Tree after restore

From CRIU
Revision as of 16:01, 20 September 2016 by Xemul (talk | contribs) (→‎See also)
Jump to navigation Jump to search

The restore command has several options how to restore the tree.

Types of restore

Default
CRIU just forks the root task and all other tasks, restores the tasks, then waits for it to exit and after it exits itself. The process tree right after restore is shown on the picture below.

Default restore


Detached
An option --restore-detached makes CRIU exit right after restoring the tree thus causing it to get reparented to the init process.

Detached restore



Sibling
An option --restore-sibling makes CRIU create root task as its own sibling and thus as caller's child.
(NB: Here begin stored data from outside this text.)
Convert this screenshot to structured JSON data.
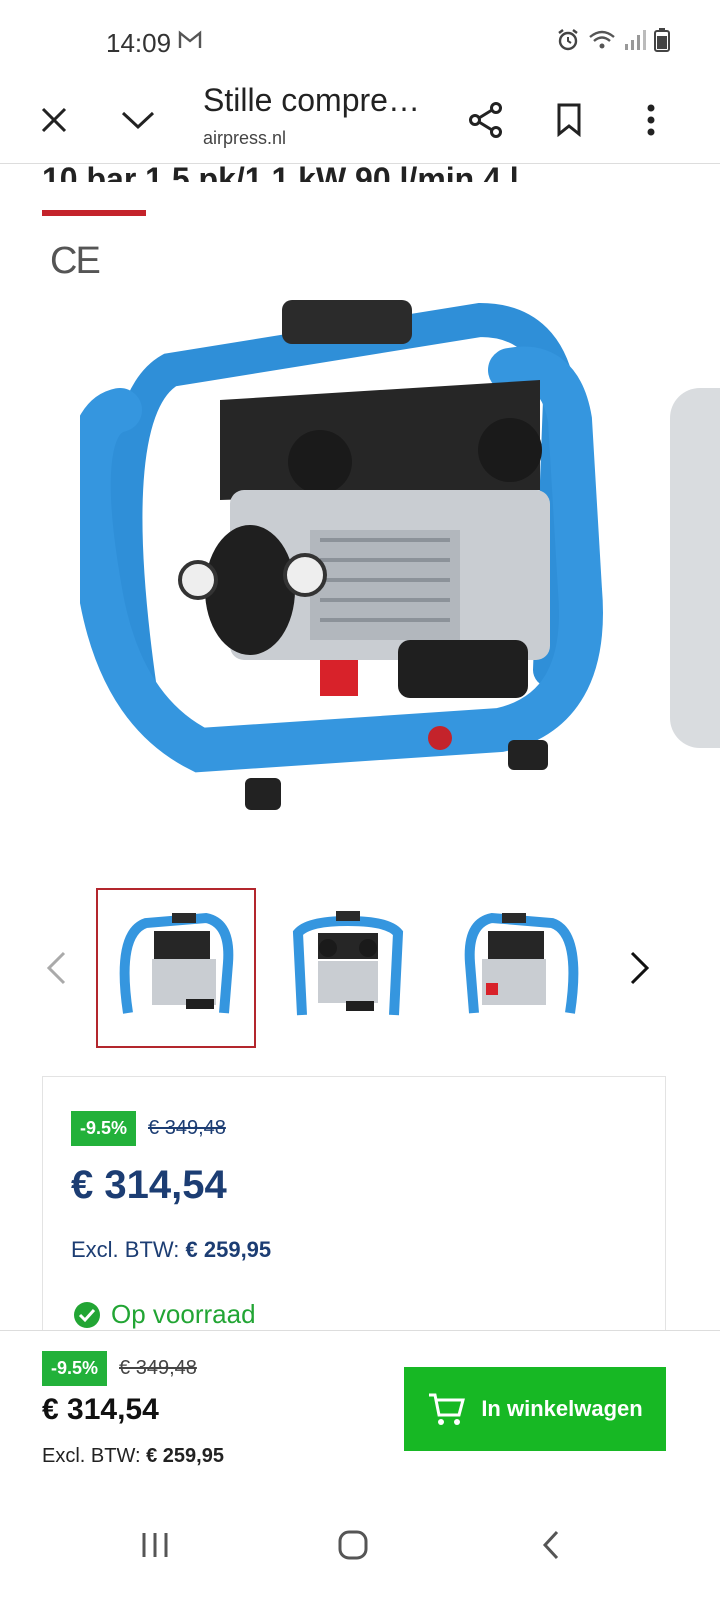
{
  "status_bar": {
    "time": "14:09",
    "icons": [
      "gmail-icon",
      "alarm-icon",
      "wifi-icon",
      "signal-icon",
      "battery-icon"
    ]
  },
  "toolbar": {
    "title": "Stille compre…",
    "url": "airpress.nl",
    "icons": [
      "close-icon",
      "chevron-down-icon",
      "share-icon",
      "bookmark-icon",
      "more-vert-icon"
    ]
  },
  "product": {
    "heading_partial": "10 bar 1.5 pk/1.1 kW 90 l/min 4 l",
    "ce_mark": "CE",
    "thumbnails_count": 3,
    "active_thumbnail": 0
  },
  "price_card": {
    "discount_badge": "-9.5%",
    "old_price": "€ 349,48",
    "price": "€ 314,54",
    "excl_label": "Excl. BTW:",
    "excl_value": "€ 259,95",
    "stock_text": "Op voorraad"
  },
  "sticky_bar": {
    "discount_badge": "-9.5%",
    "old_price": "€ 349,48",
    "price": "€ 314,54",
    "excl_label": "Excl. BTW:",
    "excl_value": "€ 259,95",
    "cart_button_label": "In winkelwagen"
  },
  "colors": {
    "accent_red": "#c4232b",
    "price_blue": "#1c3d73",
    "green": "#17b824",
    "product_blue": "#2f8fd8"
  }
}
After restore is complete CRIU also exits thus leaving the restored tree being a pure child of the caller.

Sibling restore

Doing execv() in CRIU

In the default restore case it's possible to replace CRIU hanging between the caller process and the root one with something more useful. The --exec-cmd option makes CRIU call execv() with arguments that are to be given at the very end of the CLI after -- argument. E.g. like this

criu restore --images-dir img/ --exec-cmd -v4 -o restore.log -- my_waiter --my-waiter-arg

In this case the restored tree will look like in default case, but with the custom binary instead of CRIU processes.

Restore with execv()

Getting pid of the tree

In case the process tree lives in namespaces or is restored in new namespaces, the real pid of the root task can become any. Knowing it depends on the API used.

CLI
When using the --pidfile $path option CRIU writes the PID of the root task in the $path file.
RPC
In case of RPC the real pid of restored root task is reported back in the criu_resp.restore.pid field of the message.